Farmers are being warned to be alert for early signs of rats and nip any infestations in the bud to avoid a repeat of the serious and extended problems seen across the country last winter.
Sharon Hughes of BASF says with reasonable summer breeding conditions, the populations could be a problem this year.
See also: Get more advice on rat control with Farmers Weekly rat control academy course
“The fact that infestations continued to be troublesome right through to this spring in many cases suggests relatively high rat populations will have gone out into fields.
“So, with reasonable summer breeding conditions another substantial migration into farmsteads is again on the cards this season. Fail to hit any early infestations hard and you’ll be facing another losing battle to dislodge large, well-entrenched rat populations,” she warns.
She believes if farmers only act when they first see rats on the farm then it will be too late.
“Rats only become visible around active farm buildings when population pressures force them to forage in daylight hours.
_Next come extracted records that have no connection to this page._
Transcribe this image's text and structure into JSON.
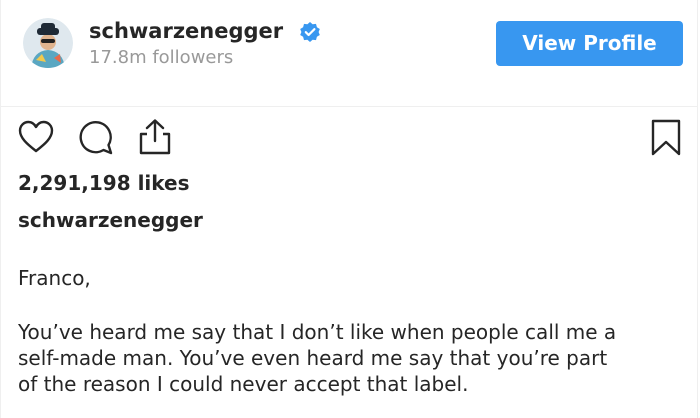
{
  "header": {
    "username": "schwarzenegger",
    "followers": "17.8m followers",
    "view_profile_label": "View Profile",
    "verified_icon": "verified-badge-icon"
  },
  "actions": {
    "like_icon": "heart-icon",
    "comment_icon": "comment-icon",
    "share_icon": "share-icon",
    "save_icon": "bookmark-icon"
  },
  "post": {
    "likes": "2,291,198 likes",
    "caption_username": "schwarzenegger",
    "caption_lines": [
      "Franco,",
      "You’ve heard me say that I don’t like when people call me a",
      "self-made man. You’ve even heard me say that you’re part",
      "of the reason I could never accept that label."
    ]
  },
  "colors": {
    "accent": "#3897f0",
    "text": "#262626",
    "muted": "#999999",
    "divider": "#efefef"
  }
}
Otherwise, they only emerge to feed very discretely at night.”
Rats infestations can be spotted by looking weekly for tell-tale signs from the end of August. Signs include:
- looking for rat runs along the sides of buildings
- faeces and hair in and around stored grain and feed
- discarded grain and feed where they shouldn’t be
- freshly-gnawed bottoms of doors, fences and partitions
She adds: “Once you see any signs, search the whole farmstead, concentrating on over-grown vegetation close to buildings, on sites where waste wood, pallets, tyres or other materials are stacked, along the internal and external sides of buildings, and in the quieter, more concealed areas rats invariably favour.”
Ms Hughes says at the first sign of an infestation the best way to control them is to use a rodenticide. She suggests using bait points wherever activity is detected and filling them with a highly palatable rodenticides.
Whatever bait is used, Ms Hughes is adamant it has to be put down in the right places, kept well topped-up according to the label so all the individuals can consume a lethal dose, and left in place until all signs of rat activity cease but no more than 35 days.
She also stresses the importance of protecting other wildlife and pets by covering and protecting the rodenticide adequately, removing all rodent carcasses and clearing any unused bait away thoroughly once control has been achieved.